Fritz and Helene were transferred to the Municipal HBS on Kronenburgersingel, which served as an assembly point.
"About four o'clock in the morning all the victims were gathered, nearly 200 young and old, poor and rich, humble and seen, able and incompetent people, all indiscriminately in deep misery and despair."
"We were locked in three passenger cars. Each door was guarded by an officer. Exhausted, we dropped onto the benches, not knowing the purpose of our journey. Westerbork, Vught, Germany or Poland? No one knew where to go. Unnoticed, morning twilight had turned into a light November day.

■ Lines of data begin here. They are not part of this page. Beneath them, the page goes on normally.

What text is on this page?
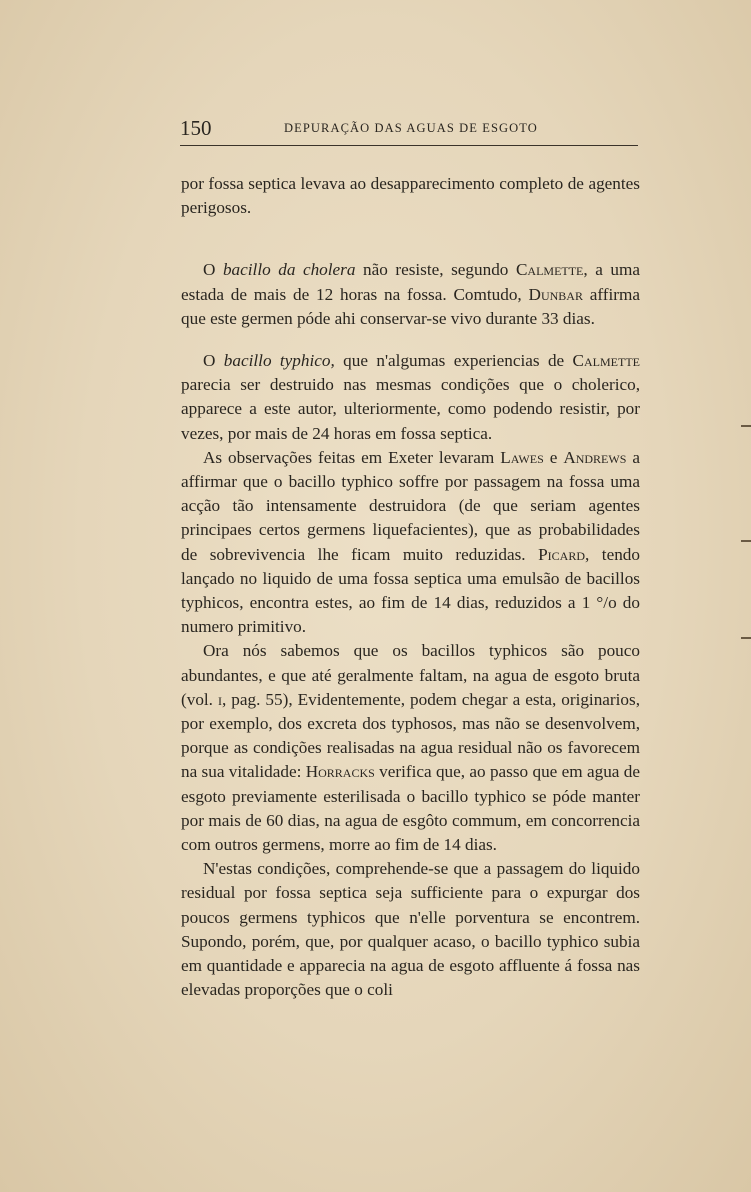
150	DEPURAÇÃO DAS AGUAS DE ESGOTO

por fossa septica levava ao desapparecimento completo de agentes perigosos.

O bacillo da cholera não resiste, segundo Calmette, a uma estada de mais de 12 horas na fossa. Comtudo, Dunbar affirma que este germen póde ahi conservar-se vivo durante 33 dias.

O bacillo typhico, que n'algumas experiencias de Calmette parecia ser destruido nas mesmas condições que o cholerico, apparece a este autor, ulteriormente, como podendo resistir, por vezes, por mais de 24 horas em fossa septica.

As observações feitas em Exeter levaram Lawes e Andrews a affirmar que o bacillo typhico soffre por passagem na fossa uma acção tão intensamente destruidora (de que seriam agentes principaes certos germens liquefacientes), que as probabilidades de sobrevivencia lhe ficam muito reduzidas. Picard, tendo lançado no liquido de uma fossa septica uma emulsão de bacillos typhicos, encontra estes, ao fim de 14 dias, reduzidos a 1 °/o do numero primitivo.

Ora nós sabemos que os bacillos typhicos são pouco abundantes, e que até geralmente faltam, na agua de esgoto bruta (vol. i, pag. 55), Evidentemente, podem chegar a esta, originarios, por exemplo, dos excreta dos typhosos, mas não se desenvolvem, porque as condições realisadas na agua residual não os favorecem na sua vitalidade: Horracks verifica que, ao passo que em agua de esgoto previamente esterilisada o bacillo typhico se póde manter por mais de 60 dias, na agua de esgôto commum, em concorrencia com outros germens, morre ao fim de 14 dias.

N'estas condições, comprehende-se que a passagem do liquido residual por fossa septica seja sufficiente para o expurgar dos poucos germens typhicos que n'elle porventura se encontrem. Supondo, porém, que, por qualquer acaso, o bacillo typhico subia em quantidade e apparecia na agua de esgoto affluente á fossa nas elevadas proporções que o coli
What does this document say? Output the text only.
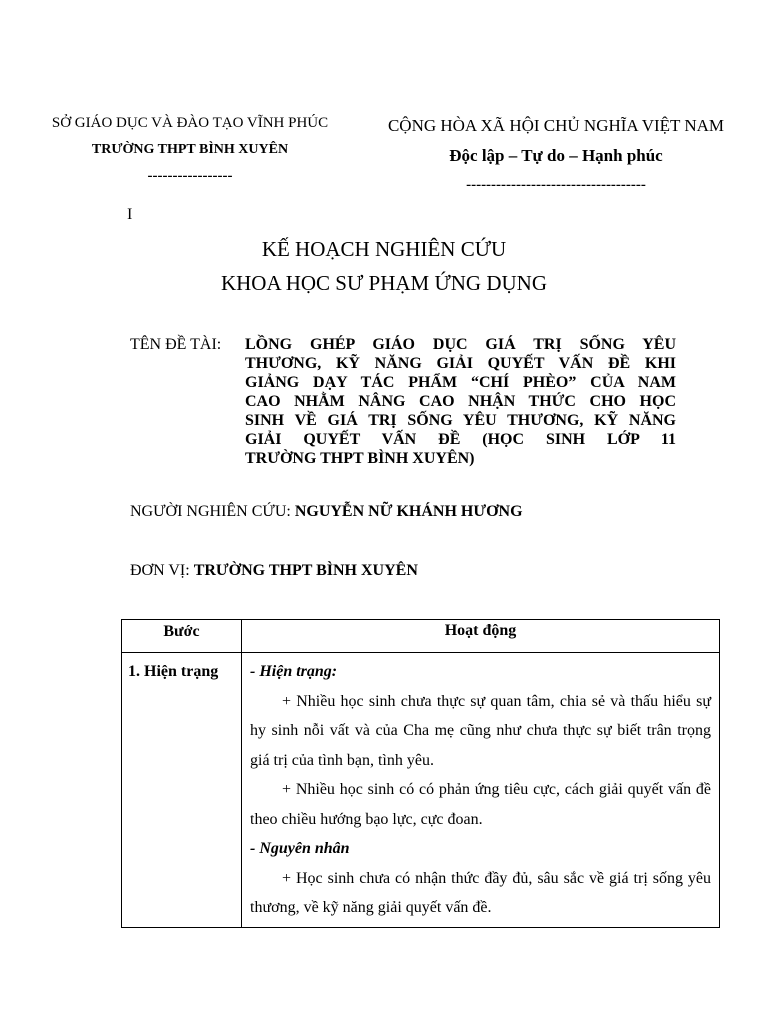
SỞ GIÁO DỤC VÀ ĐÀO TẠO VĨNH PHÚC
TRƯỜNG THPT BÌNH XUYÊN
-----------------
CỘNG HÒA XÃ HỘI CHỦ NGHĨA VIỆT NAM
Độc lập – Tự do – Hạnh phúc
------------------------------------
I
KẾ HOẠCH NGHIÊN CỨU
KHOA HỌC SƯ PHẠM ỨNG DỤNG
TÊN ĐỀ TÀI: LỒNG GHÉP GIÁO DỤC GIÁ TRỊ SỐNG YÊU
THƯƠNG, KỸ NĂNG GIẢI QUYẾT VẤN ĐỀ KHI
GIẢNG DẠY TÁC PHẨM “CHÍ PHÈO” CỦA NAM
CAO NHẰM NÂNG CAO NHẬN THỨC CHO HỌC
SINH VỀ GIÁ TRỊ SỐNG YÊU THƯƠNG, KỸ NĂNG
GIẢI QUYẾT VẤN ĐỀ (HỌC SINH LỚP 11
TRƯỜNG THPT BÌNH XUYÊN)
NGƯỜI NGHIÊN CỨU: NGUYỄN NỮ KHÁNH HƯƠNG
ĐƠN VỊ: TRƯỜNG THPT BÌNH XUYÊN
Bước	Hoạt động
1. Hiện trạng	- Hiện trạng:

+ Nhiều học sinh chưa thực sự quan tâm, chia sẻ và thấu hiểu sự hy sinh nỗi vất và của Cha mẹ cũng như chưa thực sự biết trân trọng giá trị của tình bạn, tình yêu.

+ Nhiều học sinh có có phản ứng tiêu cực, cách giải quyết vấn đề theo chiều hướng bạo lực, cực đoan.

- Nguyên nhân

+ Học sinh chưa có nhận thức đầy đủ, sâu sắc về giá trị sống yêu thương, về kỹ năng giải quyết vấn đề.
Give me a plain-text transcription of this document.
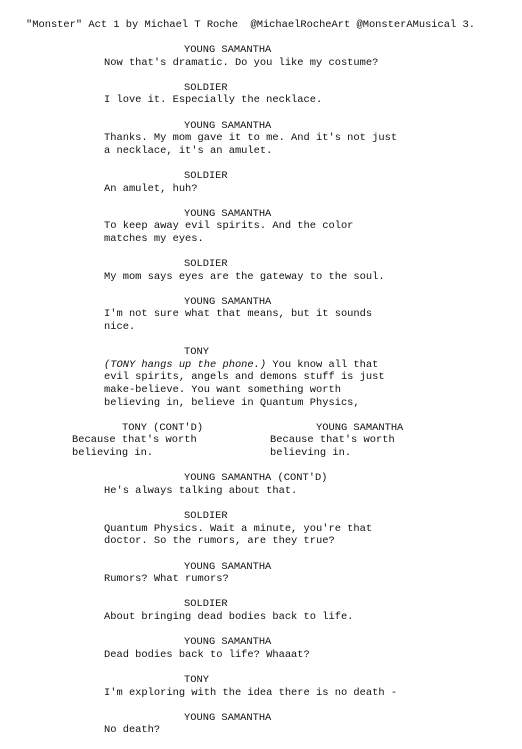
"Monster" Act 1 by Michael T Roche  @MichaelRocheArt @MonsterAMusical 3.
YOUNG SAMANTHA
Now that's dramatic. Do you like my costume?
SOLDIER
I love it. Especially the necklace.
YOUNG SAMANTHA
Thanks. My mom gave it to me. And it's not just
a necklace, it's an amulet.
SOLDIER
An amulet, huh?
YOUNG SAMANTHA
To keep away evil spirits. And the color
matches my eyes.
SOLDIER
My mom says eyes are the gateway to the soul.
YOUNG SAMANTHA
I'm not sure what that means, but it sounds
nice.
TONY
(TONY hangs up the phone.) You know all that
evil spirits, angels and demons stuff is just
make-believe. You want something worth
believing in, believe in Quantum Physics,
TONY (CONT'D)
Because that's worth
believing in.
YOUNG SAMANTHA
Because that's worth
believing in.
YOUNG SAMANTHA (CONT'D)
He's always talking about that.
SOLDIER
Quantum Physics. Wait a minute, you're that
doctor. So the rumors, are they true?
YOUNG SAMANTHA
Rumors? What rumors?
SOLDIER
About bringing dead bodies back to life.
YOUNG SAMANTHA
Dead bodies back to life? Whaaat?
TONY
I'm exploring with the idea there is no death -
YOUNG SAMANTHA
No death?
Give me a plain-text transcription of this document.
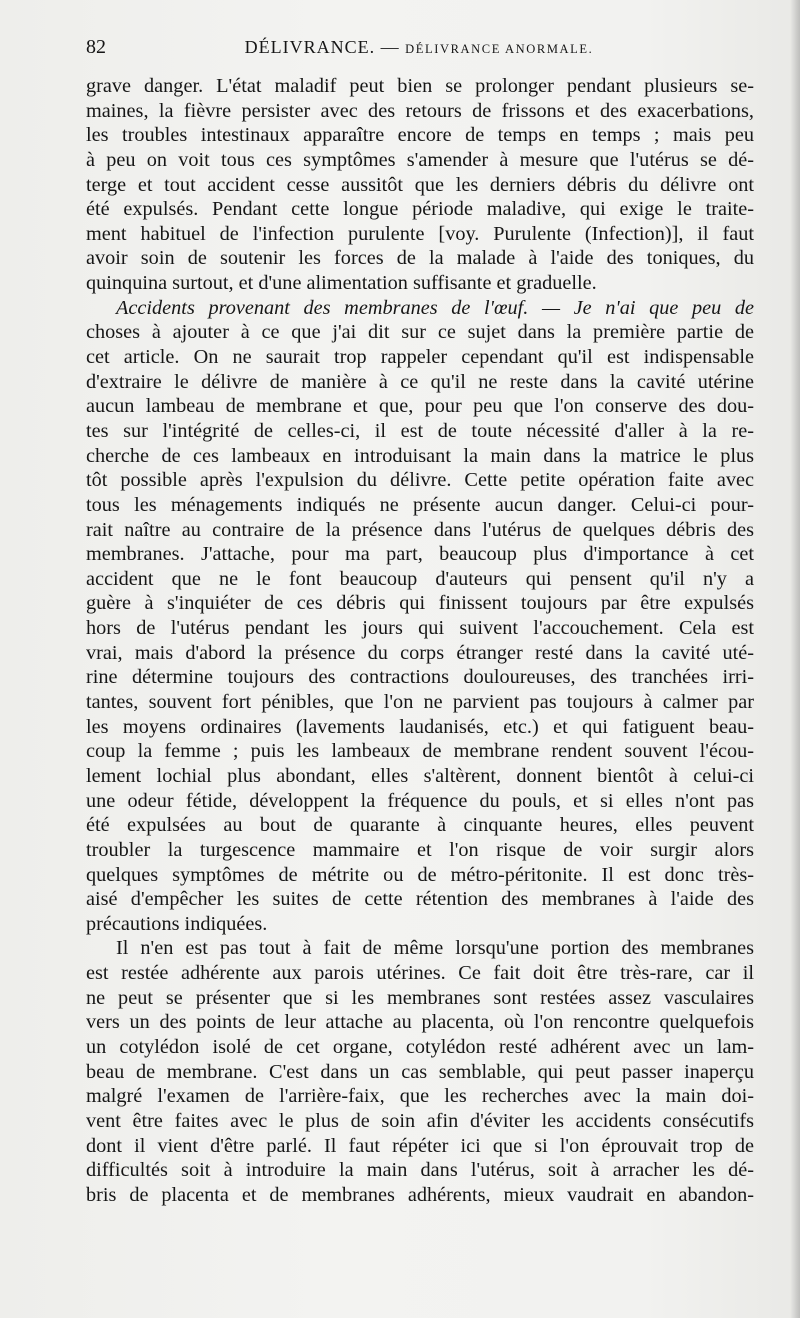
82	DÉLIVRANCE. — DÉLIVRANCE ANORMALE.
grave danger. L'état maladif peut bien se prolonger pendant plusieurs se-
maines, la fièvre persister avec des retours de frissons et des exacerbations,
les troubles intestinaux apparaître encore de temps en temps ; mais peu
à peu on voit tous ces symptômes s'amender à mesure que l'utérus se dé-
terge et tout accident cesse aussitôt que les derniers débris du délivre ont
été expulsés. Pendant cette longue période maladive, qui exige le traite-
ment habituel de l'infection purulente [voy. Purulente (Infection)], il faut
avoir soin de soutenir les forces de la malade à l'aide des toniques, du
quinquina surtout, et d'une alimentation suffisante et graduelle.
Accidents provenant des membranes de l'œuf. — Je n'ai que peu de
choses à ajouter à ce que j'ai dit sur ce sujet dans la première partie de
cet article. On ne saurait trop rappeler cependant qu'il est indispensable
d'extraire le délivre de manière à ce qu'il ne reste dans la cavité utérine
aucun lambeau de membrane et que, pour peu que l'on conserve des dou-
tes sur l'intégrité de celles-ci, il est de toute nécessité d'aller à la re-
cherche de ces lambeaux en introduisant la main dans la matrice le plus
tôt possible après l'expulsion du délivre. Cette petite opération faite avec
tous les ménagements indiqués ne présente aucun danger. Celui-ci pour-
rait naître au contraire de la présence dans l'utérus de quelques débris des
membranes. J'attache, pour ma part, beaucoup plus d'importance à cet
accident que ne le font beaucoup d'auteurs qui pensent qu'il n'y a
guère à s'inquiéter de ces débris qui finissent toujours par être expulsés
hors de l'utérus pendant les jours qui suivent l'accouchement. Cela est
vrai, mais d'abord la présence du corps étranger resté dans la cavité uté-
rine détermine toujours des contractions douloureuses, des tranchées irri-
tantes, souvent fort pénibles, que l'on ne parvient pas toujours à calmer par
les moyens ordinaires (lavements laudanisés, etc.) et qui fatiguent beau-
coup la femme ; puis les lambeaux de membrane rendent souvent l'écou-
lement lochial plus abondant, elles s'altèrent, donnent bientôt à celui-ci
une odeur fétide, développent la fréquence du pouls, et si elles n'ont pas
été expulsées au bout de quarante à cinquante heures, elles peuvent
troubler la turgescence mammaire et l'on risque de voir surgir alors
quelques symptômes de métrite ou de métro-péritonite. Il est donc très-
aisé d'empêcher les suites de cette rétention des membranes à l'aide des
précautions indiquées.
Il n'en est pas tout à fait de même lorsqu'une portion des membranes
est restée adhérente aux parois utérines. Ce fait doit être très-rare, car il
ne peut se présenter que si les membranes sont restées assez vasculaires
vers un des points de leur attache au placenta, où l'on rencontre quelquefois
un cotylédon isolé de cet organe, cotylédon resté adhérent avec un lam-
beau de membrane. C'est dans un cas semblable, qui peut passer inaperçu
malgré l'examen de l'arrière-faix, que les recherches avec la main doi-
vent être faites avec le plus de soin afin d'éviter les accidents consécutifs
dont il vient d'être parlé. Il faut répéter ici que si l'on éprouvait trop de
difficultés soit à introduire la main dans l'utérus, soit à arracher les dé-
bris de placenta et de membranes adhérents, mieux vaudrait en abandon-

Life at the station took its usual course, people came and went, trains arrived and departed. No place gives the illusion of freedom more than a train station: in all directions the rails crawl, expanding, branching, rejoining, a spider's web woven of steel, traversing the globe. On all these rods the trains ride off into the distance, towards freedom. We were at a dead end and so were our lives."
Performance in Stedelijk Gymnasium Godfrey
Beumers deliberately chose the Stedelijk Gymnasium as the location for his performance "RAZZIA. "Right next to this spot was the Municipal HBS at the time. Here the Jews were gathered to walk on the next morning, via Stieltjesstraat, to the station. There a train was waiting, a normal train that went north according to the timetable. The people in the rear carriages were ordinary passengers and had no idea what was happening in the front carriages, specially cleared for the Jews. Unbelievable anyway. So yes, this place had to be it. How close can you get?"
Date and Commencement | do 17, Fri 18 and Sat 19 Nov, 20:00
Location | Stedelijk Gymnasium, Kronenburgersingel 269
Cast | Godfried Beumers, Kelvin Klaassen, Veerle van Horssen
Entrance | € 15.00 (no discounts possible)
Tickets | https://shop.ikbenaanwezig.nl/tickets/event/razzia
Publications Jewish persecution Nijmegen
- The book "Around Westerbork" will be republished in November by the Stichting Stolpersteine Nijmegen, now under the title "Months of Fear and Horror; Eyewitness Account - Nijmegen, Westerbork, Amsterdam, Rotsterhaule 1942-1943.
- The book 'For Jews Prohibited. How the Jewish community disappeared from Nijmegen 1940-1945' by Frank Eliëns brings together the hundreds of Nijmegen victims of the persecution of the Jews and gives them a face in personal stories of anger, despair, disbelief, unfathomable sorrow, but sometimes also of happiness and hope in dark days. As much as possible, photographs of these people are also printed. Eliëns, a policy official at the municipality of Nijmegen, worked for years on his book. It was published in April 2021.